What are the emerging technologies that will advance PH0214 research?

The study of membrane proteins like PH0214 will benefit from several emerging technologies:

• Cryo-EM advances: Improvements in resolution and sample preparation techniques are making it possible to determine structures of smaller membrane proteins without crystallization.

• Deep learning applications: AI-based approaches for protein structure prediction, design, and functional annotation will accelerate research on poorly characterized proteins like PH0214 .

• Single-molecule techniques: Methods for studying individual protein molecules can reveal dynamic properties and rare conformational states relevant to function.

• Native mass spectrometry: Advanced MS techniques can analyze intact membrane protein complexes with their associated lipids and cofactors.

• Microfluidic platforms: High-throughput screening of conditions for expression, purification, and functional characterization will accelerate discovery.

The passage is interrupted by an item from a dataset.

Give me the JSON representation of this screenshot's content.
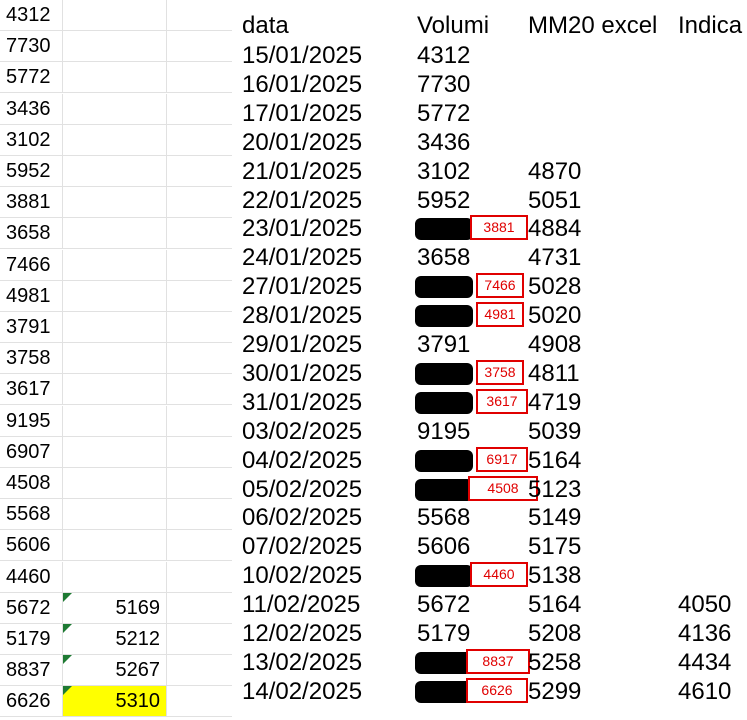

• Synthetic biology approaches: Designer expression systems with precisely controlled gene expression and tailored cellular environments will improve production of challenging membrane proteins .

• Computational design tools: The ability to create soluble analogues of membrane proteins will enable easier structural and functional studies, as well as new applications in biotechnology and medicine .

How do the properties of PH0214 compare with other membrane proteins from extremophiles?

A comparative analysis of PH0214 with other extremophile membrane proteins reveals important insights:

The comparison highlights the unique adaptations of PH0214 to extreme temperatures and provides context for understanding the molecular basis of protein stability in harsh environments. This knowledge can inform biotechnological applications and fundamental understanding of protein structure-function relationships.